All hardware will ultimately fail one day. This is one of the painful truth of technology. For most of the types of hardware used in modern infrastructure, the loss of a single component usually incurs some amount of downtime. Other than the time taken to swap out something like a bad CPU or stick of RAM, sysadmins or users rarely see many long term ill-effects. But unless an admin takes particular care with storage, data loss from disk failures can have immediate and lasting consequences.
Take a user’s desktop as an example: If they store their data locally on a single drive, then when the drive inevitably fails, their data will be lost. The same is true no matter the quality, brand, or type of drive. Of course, there are data recovery outfits that would be happy to take hard-earned cash in exchange for the possibility of resurrecting bits from dead drives. Unfortunately, the cost quickly becomes exorbitant, and even those specialists fall short at some point.
Administrators have a number of options at their disposal to fend off looming disaster: RAID, backups, clusters of networked storage, etc. Often these options are used together to provide layers of data protection and multiple opportunities to stop an issue before it becomes too late. Building redundant arrays of disks and abstracting the storage away from single drives is the simplest and best way to remove these single points of failure.
What is RAID?
Redundant Arrays of Inexpensive Disks (RAID) is one of the most widely used and effective storage technologies a sysadmin will come across. Being comfortable with its most common implementations is vital. RAID can be offered as a software solution through an operating system utility like mdadm in Linux, a hardware RAID controller like the MegaRAID line of cards, or even chipsets that give pseudo-RAID capabilities. Hardware controllers like those in the MegaRAID line should not be confused with host bus adapters (HBAs) though, they are designed for simple and direct access to disks.
At a high level, the concept of RAID is grouping a collection of drives into an array to write data across them. Depending on the configuration, the data will be written in different ways, with different amounts of parity information to help rebuild the data in case of a drive failure. While it’s possible to use different types, speeds, sizes, or connections for drives in an array, it’s best to make them match as much as possible. Differently-sized drives almost always end up carved down to the lowest common denominator, and drives of different speeds have to wait on the slowest.

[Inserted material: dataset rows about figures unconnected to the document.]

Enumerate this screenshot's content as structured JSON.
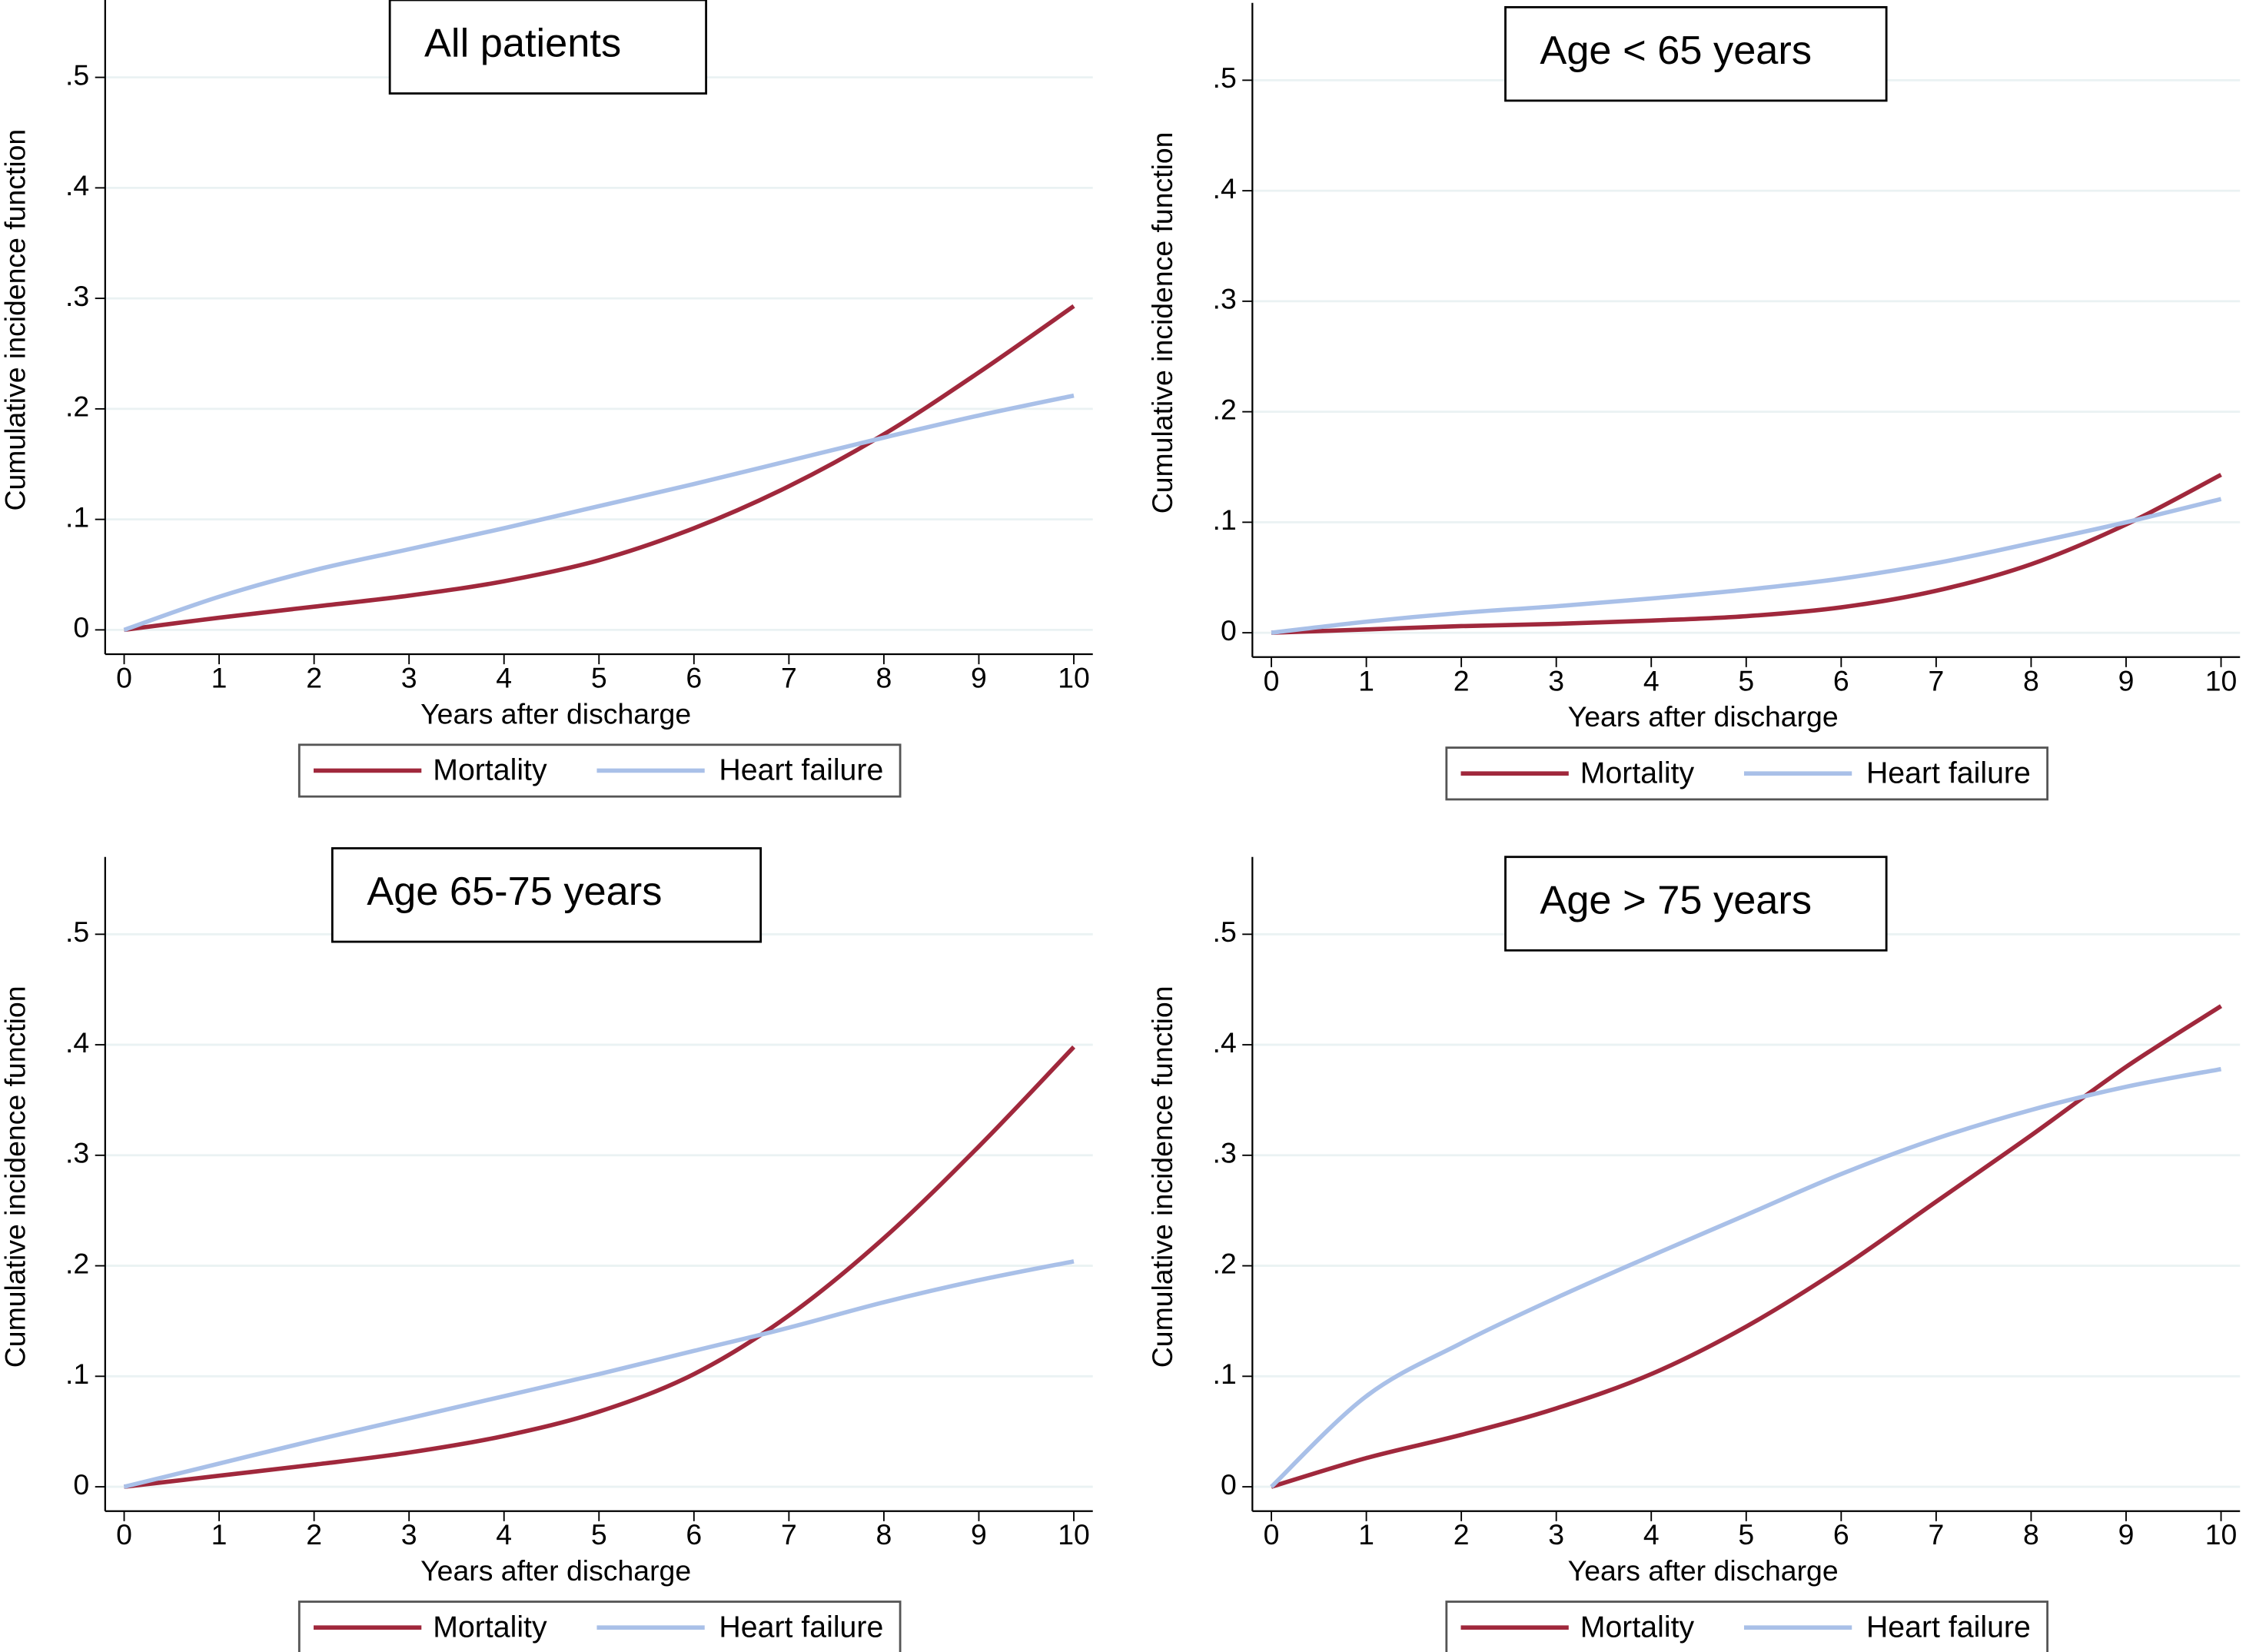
{
  "chart_data": [
    {
      "type": "line",
      "title": "All patients",
      "xlabel": "Years after discharge",
      "ylabel": "Cumulative incidence function",
      "x": [
        0,
        1,
        2,
        3,
        4,
        5,
        6,
        7,
        8,
        9,
        10
      ],
      "series": [
        {
          "name": "Mortality",
          "color": "#a0283c",
          "values": [
            0,
            0.011,
            0.021,
            0.031,
            0.044,
            0.063,
            0.092,
            0.13,
            0.177,
            0.233,
            0.293
          ]
        },
        {
          "name": "Heart failure",
          "color": "#a9c0e8",
          "values": [
            0,
            0.03,
            0.054,
            0.073,
            0.092,
            0.112,
            0.132,
            0.153,
            0.174,
            0.194,
            0.212
          ]
        }
      ],
      "xlim": [
        -0.2,
        10.2
      ],
      "ylim": [
        -0.022,
        0.57
      ],
      "xticks": [
        0,
        1,
        2,
        3,
        4,
        5,
        6,
        7,
        8,
        9,
        10
      ],
      "yticks": [
        0,
        {
          "value": 0.1,
          "label": ".1"
        },
        {
          "value": 0.2,
          "label": ".2"
        },
        {
          "value": 0.3,
          "label": ".3"
        },
        {
          "value": 0.4,
          "label": ".4"
        },
        {
          "value": 0.5,
          "label": ".5"
        }
      ],
      "grid": true,
      "legend": "bottom"
    },
    {
      "type": "line",
      "title": "Age < 65 years",
      "xlabel": "Years after discharge",
      "ylabel": "Cumulative incidence function",
      "x": [
        0,
        1,
        2,
        3,
        4,
        5,
        6,
        7,
        8,
        9,
        10
      ],
      "series": [
        {
          "name": "Mortality",
          "color": "#a0283c",
          "values": [
            0,
            0.003,
            0.006,
            0.008,
            0.011,
            0.015,
            0.023,
            0.038,
            0.062,
            0.098,
            0.143
          ]
        },
        {
          "name": "Heart failure",
          "color": "#a9c0e8",
          "values": [
            0,
            0.01,
            0.018,
            0.024,
            0.031,
            0.039,
            0.049,
            0.063,
            0.081,
            0.1,
            0.121
          ]
        }
      ],
      "xlim": [
        -0.2,
        10.2
      ],
      "ylim": [
        -0.022,
        0.57
      ],
      "xticks": [
        0,
        1,
        2,
        3,
        4,
        5,
        6,
        7,
        8,
        9,
        10
      ],
      "yticks": [
        0,
        {
          "value": 0.1,
          "label": ".1"
        },
        {
          "value": 0.2,
          "label": ".2"
        },
        {
          "value": 0.3,
          "label": ".3"
        },
        {
          "value": 0.4,
          "label": ".4"
        },
        {
          "value": 0.5,
          "label": ".5"
        }
      ],
      "grid": true,
      "legend": "bottom"
    },
    {
      "type": "line",
      "title": "Age 65-75 years",
      "xlabel": "Years after discharge",
      "ylabel": "Cumulative incidence function",
      "x": [
        0,
        1,
        2,
        3,
        4,
        5,
        6,
        7,
        8,
        9,
        10
      ],
      "series": [
        {
          "name": "Mortality",
          "color": "#a0283c",
          "values": [
            0,
            0.01,
            0.02,
            0.031,
            0.046,
            0.068,
            0.102,
            0.155,
            0.225,
            0.308,
            0.398
          ]
        },
        {
          "name": "Heart failure",
          "color": "#a9c0e8",
          "values": [
            0,
            0.021,
            0.042,
            0.062,
            0.082,
            0.102,
            0.123,
            0.144,
            0.167,
            0.187,
            0.204
          ]
        }
      ],
      "xlim": [
        -0.2,
        10.2
      ],
      "ylim": [
        -0.022,
        0.57
      ],
      "xticks": [
        0,
        1,
        2,
        3,
        4,
        5,
        6,
        7,
        8,
        9,
        10
      ],
      "yticks": [
        0,
        {
          "value": 0.1,
          "label": ".1"
        },
        {
          "value": 0.2,
          "label": ".2"
        },
        {
          "value": 0.3,
          "label": ".3"
        },
        {
          "value": 0.4,
          "label": ".4"
        },
        {
          "value": 0.5,
          "label": ".5"
        }
      ],
      "grid": true,
      "legend": "bottom"
    },
    {
      "type": "line",
      "title": "Age > 75 years",
      "xlabel": "Years after discharge",
      "ylabel": "Cumulative incidence function",
      "x": [
        0,
        1,
        2,
        3,
        4,
        5,
        6,
        7,
        8,
        9,
        10
      ],
      "series": [
        {
          "name": "Mortality",
          "color": "#a0283c",
          "values": [
            0,
            0.026,
            0.047,
            0.071,
            0.102,
            0.145,
            0.198,
            0.258,
            0.318,
            0.38,
            0.435
          ]
        },
        {
          "name": "Heart failure",
          "color": "#a9c0e8",
          "values": [
            0,
            0.082,
            0.13,
            0.171,
            0.209,
            0.246,
            0.283,
            0.315,
            0.341,
            0.362,
            0.378
          ]
        }
      ],
      "xlim": [
        -0.2,
        10.2
      ],
      "ylim": [
        -0.022,
        0.57
      ],
      "xticks": [
        0,
        1,
        2,
        3,
        4,
        5,
        6,
        7,
        8,
        9,
        10
      ],
      "yticks": [
        0,
        {
          "value": 0.1,
          "label": ".1"
        },
        {
          "value": 0.2,
          "label": ".2"
        },
        {
          "value": 0.3,
          "label": ".3"
        },
        {
          "value": 0.4,
          "label": ".4"
        },
        {
          "value": 0.5,
          "label": ".5"
        }
      ],
      "grid": true,
      "legend": "bottom"
    }
  ]
}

Many admins do prefer to buy drives from different manufacturers, though, to avoid bad batches of drives causing concurrent failures across members of arrays.
Understanding RAID 0
RAID 0 is a configuration where the data is evenly distributed across 2 or more disks, however there is no redundancy or fault tolerance possibilities. This means that in case one drive fails, it will cause the entire setup of all the drives to fail ultimately resulting in a total data loss. This RAID configuration is used when having a great speed for backing up is the intended goal.
Understanding RAID 1
RAID 1 is a configuration setup where an exact copy of a single or a set of disks is present. A classic RAID 1 configuration is a mirrored pair containing two disks. The data acrosss all individual hard disks or hard disks setup is similar. his layout is useful when read performance or reliability is more important than write performance or the resulting data storage capacity. This RAID configuration will keep working as long as one disk in the RAID setup is functioning.
Understanding RAID 5
RAID 5 consists of block-level striping with distributed parity. Unlike in previous RAID configurations, parity information is distributed among the drives. It requires that all drives but one be present to operate. Upon failure of a single drive, subsequent reads can be calculated from the distributed parity such that no data is lost. RAID 5 requires at least three disks. Write performance is increased in RAID 5 since all RAID hard disks participate in the serving of write requests.
RAID vs Backup
One of the most commonly espoused sayings in the realm of system administration seems to be: “RAID is not a backup.” For new admins or those who don’t spend much time thinking about storage, this fact may not be immediately obvious. It may even seem antagonistic or flat out wrong.
The issue comes from the fact that the redundancy built into RAID configurations is built with the same goals in mind as backups: Fighting against data loss. The reason it’s so important to talk about the difference is not to nitpick, but to remind ourselves that these tools exist to provide us with layers of protection, and by lumping them together we do ourselves a disservice.
RAID exists to provide an immediate, live copy of data to assist a running machine as a crutch as it picks itself back up after it stumbles. On the other hand, backups offer an opportunity to test our ability to restore a machine to a working state or to recover data without needing the machine to be running. Backups give us other benefits that RAID does not as well, including the ability to push copies to multiple places on multiple types of media, and save multiple versions.
RAID and backups fill different roles, but both are important, and neither should be neglected.